The major motion picture based on her life, The Inn of the Sixth Happiness, was released in 1958. It drew from the book The Small Woman by Alan Burgess. Although she found herself a figure of international interest thanks to the popularity of the movie and television and media interviews, Aylward was mortified by her depiction in the film and the many liberties it took. The tall, Swedish Ingrid Bergman was inconsistent with Aylward's small stature, dark hair and cockney accent. The struggles of Aylward and her family to effect her initial trip to China were skipped over in favor of a plot device of an employer "condescending to write to 'his old friend' Jeannie Lawson," and Aylward's dangerous, complicated travels across Russia and China were reduced to "a few rude soldiers," after which "Hollywood's train delivered her neatly to Tsientsin." Many characters and places' names were changed, even when their names had significant meanings, such as those of her adopted children and of her inn, named for the Chinese belief in the number 8 as an auspicious number.

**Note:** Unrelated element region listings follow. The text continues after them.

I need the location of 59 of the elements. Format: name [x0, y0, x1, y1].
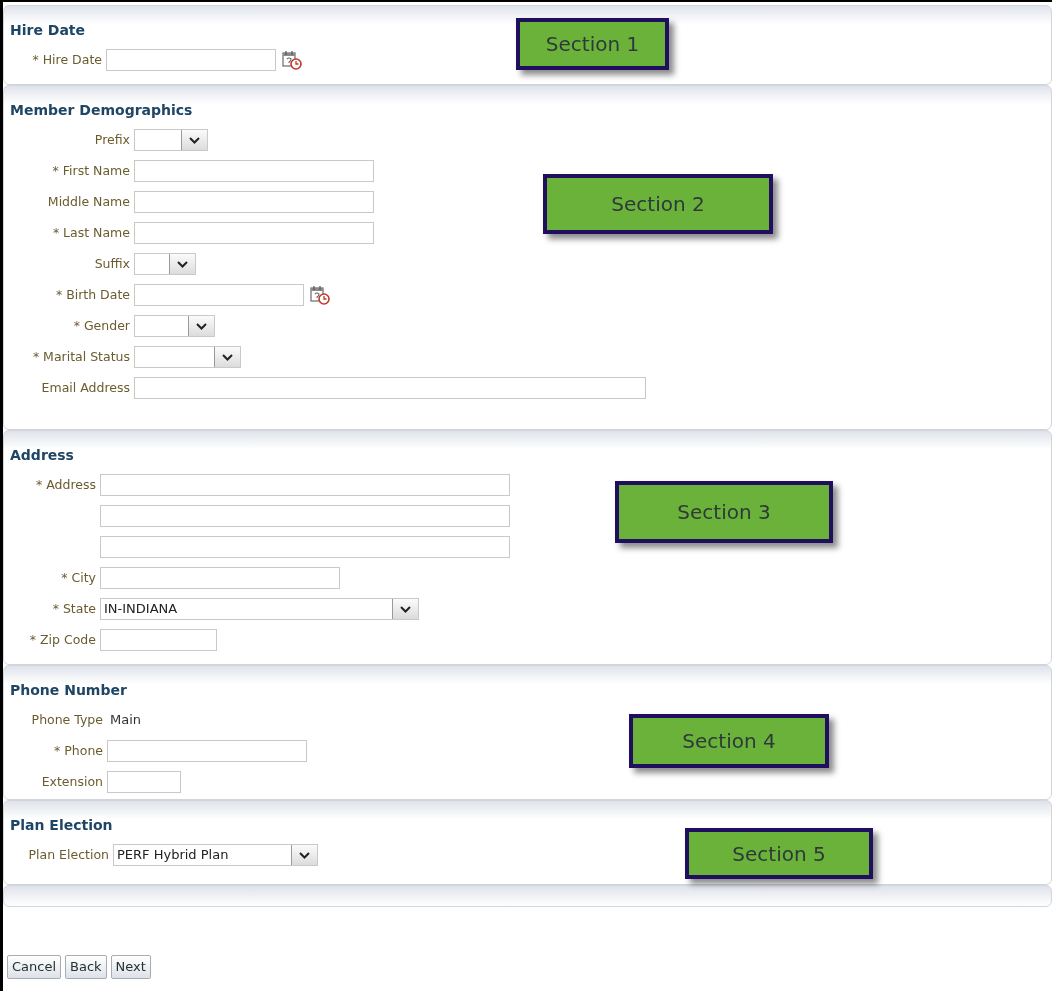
field-label: * Zip Code — [29, 630, 96, 649]
dropdown-field[interactable]: PERF Hybrid Plan — [113, 844, 318, 866]
field-label: * Address — [36, 475, 96, 494]
text-field[interactable] — [134, 160, 374, 182]
field-label: Prefix — [94, 130, 130, 149]
chevron-down-icon — [196, 322, 207, 330]
section-heading: Plan Election — [10, 816, 114, 835]
text-field[interactable] — [107, 740, 307, 762]
text-field[interactable] — [134, 191, 374, 213]
calendar-icon[interactable] — [310, 285, 330, 305]
dropdown-field[interactable] — [134, 315, 215, 337]
text-field[interactable] — [100, 629, 217, 651]
section-callout: Section 5 — [685, 828, 873, 879]
calendar-icon[interactable] — [282, 50, 302, 70]
field-label: * Marital Status — [32, 347, 130, 366]
chevron-down-icon — [222, 353, 233, 361]
text-field[interactable] — [100, 536, 510, 558]
field-label: Extension — [41, 772, 103, 791]
nav-button[interactable]: Back — [65, 955, 107, 979]
chevron-down-icon — [177, 260, 188, 268]
text-field[interactable] — [107, 771, 181, 793]
field-label: * City — [61, 568, 96, 587]
field-label: * First Name — [52, 161, 130, 180]
field-label: Phone Type — [31, 710, 103, 729]
field-label: * Birth Date — [55, 285, 130, 304]
field-label: * Gender — [73, 316, 130, 335]
dropdown-field[interactable] — [134, 129, 208, 151]
section-heading: Hire Date — [10, 21, 87, 40]
dropdown-field[interactable] — [134, 253, 196, 275]
section-callout: Section 4 — [629, 714, 829, 768]
field-label: * Phone — [54, 741, 103, 760]
chevron-down-icon — [189, 136, 200, 144]
nav-button[interactable]: Cancel — [7, 955, 62, 979]
dropdown-field[interactable]: IN-INDIANA — [100, 598, 419, 620]
section-heading: Member Demographics — [10, 101, 194, 120]
chevron-down-icon — [400, 605, 411, 613]
section-heading: Address — [10, 446, 75, 465]
field-value: Main — [109, 711, 143, 730]
text-field[interactable] — [100, 474, 510, 496]
field-label: Middle Name — [47, 192, 130, 211]
text-field[interactable] — [134, 222, 374, 244]
field-label: * Hire Date — [32, 50, 102, 69]
section-callout: Section 2 — [543, 174, 773, 234]
field-label: Suffix — [94, 254, 130, 273]
section-heading: Phone Number — [10, 681, 128, 700]
text-field[interactable] — [100, 567, 340, 589]
field-label: * Last Name — [52, 223, 130, 242]
section-callout: Section 1 — [516, 18, 669, 70]
field-label: Plan Election — [28, 845, 109, 864]
date-field[interactable] — [106, 49, 276, 71]
section-callout: Section 3 — [615, 481, 833, 543]
chevron-down-icon — [299, 851, 310, 859]
text-field[interactable] — [100, 505, 510, 527]
text-field[interactable] — [134, 377, 646, 399]
field-label: * State — [52, 599, 96, 618]
dropdown-field[interactable] — [134, 346, 241, 368]
field-label: Email Address — [41, 378, 130, 397]
date-field[interactable] — [134, 284, 304, 306]
nav-button[interactable]: Next — [110, 955, 151, 979]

Colonel Linnan was portrayed as half-European, a change which she found insulting to his Chinese lineage, and she felt her reputation damaged by the Hollywood-embellished love scenes in the film; not only had she never kissed any man, but also the film's ending portrayed her character abandoning the orphans in order to join the colonel elsewhere even though in reality she did not retire from working with orphans until she was sixty years old.